O sırada belediye çeşmesinin yakınlarında parlayan bir cisim ilişiyor gözüme. Heyecanla koşup, yanına gittiğimde kırık bir cam parçası olduğunu fark ediyorum. 
Gözlerimiz yerlerde dalgın dalgın yürümeye devam ediyoruz. Ara sıra ne yaptığımızı soran tanıdıklara uydurma şeyler söylüyoruz. Yalnız bir ara düşünemeden birine, “Abi Ümit’in parası düşmüş onu arıyoruz”, diyorum. “Lan o çulsuzda para ne gezer”, deyip şüpheli gözlerle süzüyor bizi.
Bir iki bakkalı, tekel bayisini, emniyet binasını, camiyi geride bıraktıktan sonra tamircinin önüne geliyoruz. İçeri girip, kalın çerçeveli gözlük takan, saçları erken beyazlamış tamirciye, “Abi burada düşmüş olamaz değil mi?” diye soruyorum yeniden, sanki mucize olacakmış da evet diyecekmiş gibi. Adam tam da anlaşılamayan veya anlamak istemediğim bir şeyler söyleyip kovuyor bizi. 

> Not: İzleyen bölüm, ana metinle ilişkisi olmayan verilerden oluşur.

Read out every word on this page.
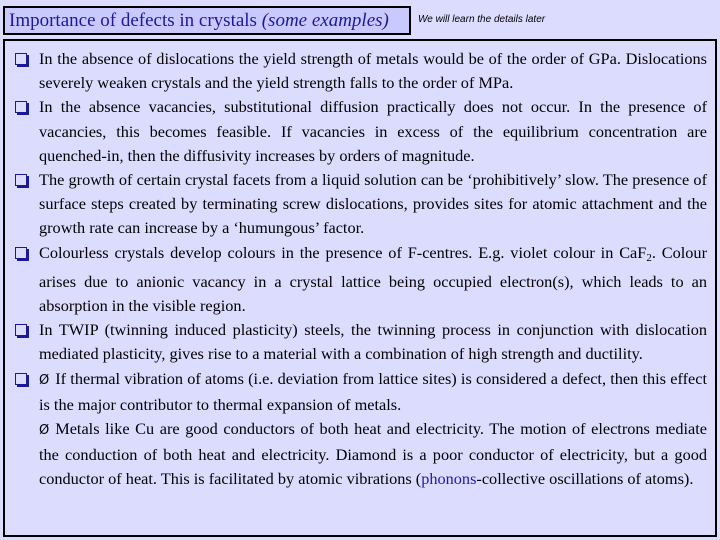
Importance of defects in crystals (some examples)	We will learn the details later
In the absence of dislocations the yield strength of metals would be of the order of GPa. Dislocations severely weaken crystals and the yield strength falls to the order of MPa.
In the absence vacancies, substitutional diffusion practically does not occur. In the presence of vacancies, this becomes feasible. If vacancies in excess of the equilibrium concentration are quenched-in, then the diffusivity increases by orders of magnitude.
The growth of certain crystal facets from a liquid solution can be ‘prohibitively’ slow. The presence of surface steps created by terminating screw dislocations, provides sites for atomic attachment and the growth rate can increase by a ‘humungous’ factor.
Colourless crystals develop colours in the presence of F-centres. E.g. violet colour in CaF$_2$. Colour arises due to anionic vacancy in a crystal lattice being occupied electron(s), which leads to an absorption in the visible region.
In TWIP (twinning induced plasticity) steels, the twinning process in conjunction with dislocation mediated plasticity, gives rise to a material with a combination of high strength and ductility.
Ø If thermal vibration of atoms (i.e. deviation from lattice sites) is considered a defect, then this effect is the major contributor to thermal expansion of metals.
Ø Metals like Cu are good conductors of both heat and electricity. The motion of electrons mediate the conduction of both heat and electricity. Diamond is a poor conductor of electricity, but a good conductor of heat. This is facilitated by atomic vibrations (phonons-collective oscillations of atoms).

Dışarı çıktığımızda korkudan mı, umutsuzluktan mı, yoksa saatlerce yürüyor olmaktan mı bilmiyorum ama kendimi bitkin hissediyorum. Ümit elini omzuma koyuyor.
“Babana söyleyelim, böyle olmaz.”
“Söyleyemem.”
“Niye lan?”
“Beceriksiz olduğumu düşünüyor.”
“Lan dayak yemekten daha mı kötü?”
“Belki de kötüdür.”
“Oğlum başka çare yok. Gidip hocayla konuşur.”
“Ya o deliyle ne konuşacak, hem babam böyle şeylerden hoşlanmaz. Bir de adam mimliymiş zaten, sürülmüş buraya.”
“Amma da sürgün varmış be, şu edebiyatçıyla matematikçi de sürgünmüş diyorlar.”
“Babamın dediğine göre onlar siyasiymiş, felsefeci gibi değil.”
“Lan sana asıl dedikoduyu söylemedim. Bizim deli, Gülten’e tutkunmuş meğer.”
“Bando takımındaki Gülten mi?”
“Aynen.”
“Hadi be.”
“Ne oldu lan, moralin mi bozuldu.”
“Yok ya ne bozulacak, hem ona yüz vermez Gülten.”
“Ya ne fark eder, kasabada herkes hoşlanıyor Gülten’den. Neyse canım, onu bunu boşver de söyleyelim babana artık.”
“Olmaz.”
“O zaman hoca her gün döver seni.”
“Yok lan bir gün döverse ertesi gün çikolata alıyor.”
“Hasta mısın nesin?”
Okula doğru umutsuzca yürüdüğümüz sırada bando sesleri duyuyoruz şaşkınlıkla. Ümit ile birbirimize bakıyoruz. Bir an Gülten geliyor aklımıza. Beyaz etekli, kırmızı ceketli bando kıyafeti içinde ne kadar tatlı olabileceği geçiyor aklımdan. Keşke üç yaş büyük olmasaydı bizden. Ümit omzuma vuruyor.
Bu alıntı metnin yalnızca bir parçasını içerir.